I used to eat just two kinds of vegetables when cooking for myself: green beans and broccoli. If you count potatoes as a veg, I guess that would be three. I wasn’t anti-vegetable; I was just kind of unimaginative and eating out most of the time anyway. Then, when Alec and I first got married, we cooked mostly meat-and-potatoes type meals and got weirdly addicted to Jewel store brand crescent rolls.

Our eating habits changed for the better when we signed up to get a biweekly box of mystery produce from Irv & Shelly’s Fresh Picks. (This is every two weeks. Did you know that biweekly means both every two weeks and twice a week? So stupid.) We started making vegetables the main focus instead of the protein, and I discovered the joys of Romanesco broccoli and ramps and rainbow chard. I learned how to handle nettles (i.e. not with bare hands) and that I really didn’t like nettles anyway. And as a bonus, we’re supporting a local small business that in turn works with local farmers.

Today Fresh Picks hosted an open house for their customers. We drove out to Niles and found their offices in a drab industrial park. I was pretty excited.

There was a raffle, information about their farmers on display, food samples and beer from Half Acre. (We used to live down the street from Half Acre in Lincoln Square/North Center and never stepped foot in there.
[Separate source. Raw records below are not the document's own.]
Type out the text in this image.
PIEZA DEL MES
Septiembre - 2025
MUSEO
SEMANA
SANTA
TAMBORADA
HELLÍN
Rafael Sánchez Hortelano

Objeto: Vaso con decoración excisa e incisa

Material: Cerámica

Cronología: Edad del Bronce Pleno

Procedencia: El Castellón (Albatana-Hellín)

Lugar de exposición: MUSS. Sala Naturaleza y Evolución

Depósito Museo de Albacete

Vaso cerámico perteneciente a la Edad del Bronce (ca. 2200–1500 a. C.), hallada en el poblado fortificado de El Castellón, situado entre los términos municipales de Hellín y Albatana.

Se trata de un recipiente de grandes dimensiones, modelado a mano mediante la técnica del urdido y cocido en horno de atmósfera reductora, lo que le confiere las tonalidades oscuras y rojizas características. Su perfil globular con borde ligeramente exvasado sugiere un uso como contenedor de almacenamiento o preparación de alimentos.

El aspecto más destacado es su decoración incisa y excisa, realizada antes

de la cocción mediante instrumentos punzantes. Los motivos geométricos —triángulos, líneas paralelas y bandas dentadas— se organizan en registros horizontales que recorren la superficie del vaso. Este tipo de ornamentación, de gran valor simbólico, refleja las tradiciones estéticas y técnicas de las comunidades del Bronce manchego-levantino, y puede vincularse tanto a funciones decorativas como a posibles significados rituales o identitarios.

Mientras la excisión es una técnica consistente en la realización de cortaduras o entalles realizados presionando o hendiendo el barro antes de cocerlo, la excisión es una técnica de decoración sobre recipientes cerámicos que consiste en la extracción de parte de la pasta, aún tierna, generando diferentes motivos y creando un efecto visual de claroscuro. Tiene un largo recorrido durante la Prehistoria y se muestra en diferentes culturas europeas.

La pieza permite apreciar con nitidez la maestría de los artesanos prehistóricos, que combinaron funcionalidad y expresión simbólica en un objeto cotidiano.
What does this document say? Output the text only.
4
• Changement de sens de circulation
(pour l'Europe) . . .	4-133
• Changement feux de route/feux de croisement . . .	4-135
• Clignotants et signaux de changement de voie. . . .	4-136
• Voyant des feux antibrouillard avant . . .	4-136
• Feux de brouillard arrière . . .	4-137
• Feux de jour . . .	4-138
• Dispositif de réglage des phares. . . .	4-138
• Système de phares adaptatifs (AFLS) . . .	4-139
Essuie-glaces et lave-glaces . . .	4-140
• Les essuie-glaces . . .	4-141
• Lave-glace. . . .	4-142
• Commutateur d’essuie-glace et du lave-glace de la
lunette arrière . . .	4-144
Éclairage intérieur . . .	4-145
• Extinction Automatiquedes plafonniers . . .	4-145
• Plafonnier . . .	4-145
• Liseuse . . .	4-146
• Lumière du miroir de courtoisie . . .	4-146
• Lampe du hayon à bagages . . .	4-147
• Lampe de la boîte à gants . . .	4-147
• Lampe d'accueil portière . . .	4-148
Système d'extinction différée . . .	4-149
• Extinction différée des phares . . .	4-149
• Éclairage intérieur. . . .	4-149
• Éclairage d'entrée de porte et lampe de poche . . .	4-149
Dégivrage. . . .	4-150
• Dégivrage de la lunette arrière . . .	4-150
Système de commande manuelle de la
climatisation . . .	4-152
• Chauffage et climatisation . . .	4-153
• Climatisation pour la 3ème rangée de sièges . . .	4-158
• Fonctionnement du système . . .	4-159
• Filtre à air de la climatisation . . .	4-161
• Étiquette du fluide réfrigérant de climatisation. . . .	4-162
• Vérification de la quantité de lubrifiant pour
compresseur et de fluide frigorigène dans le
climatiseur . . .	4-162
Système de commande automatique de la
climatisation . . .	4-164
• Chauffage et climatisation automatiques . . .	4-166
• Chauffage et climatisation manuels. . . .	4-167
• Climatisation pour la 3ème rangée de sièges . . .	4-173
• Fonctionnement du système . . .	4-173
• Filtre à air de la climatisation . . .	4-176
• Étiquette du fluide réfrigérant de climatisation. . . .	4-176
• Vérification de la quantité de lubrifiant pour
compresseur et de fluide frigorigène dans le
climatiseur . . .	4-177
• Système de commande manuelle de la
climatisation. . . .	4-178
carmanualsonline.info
Silly.)

The best stuff was from MANA Food Bar in Wicker Park, which made their own ricotta and served squares of it with pesto and pickled radishes. We kept going back for more helpings, pushing old ladies and children out of the way.

The Bleeding Heart Bakery was also there with cake balls and breakfast pastries.

And then there was a tour of the warehouse! I love this stuff. When I was living in New York, a friend who worked at Fresh Direct took me on a tour of the company’s warehouse in Queens and it was awesome. Conveyor belts of groceries, a cavernous room of only bananas…anyway, Fresh Picks’ set-up is like a super miniature version of that. Here’s Irv getting everyone ready to see where the magic happens.

Some more shots of the warehouse:

All in all, a very educational and tasty trip to the ‘burbs!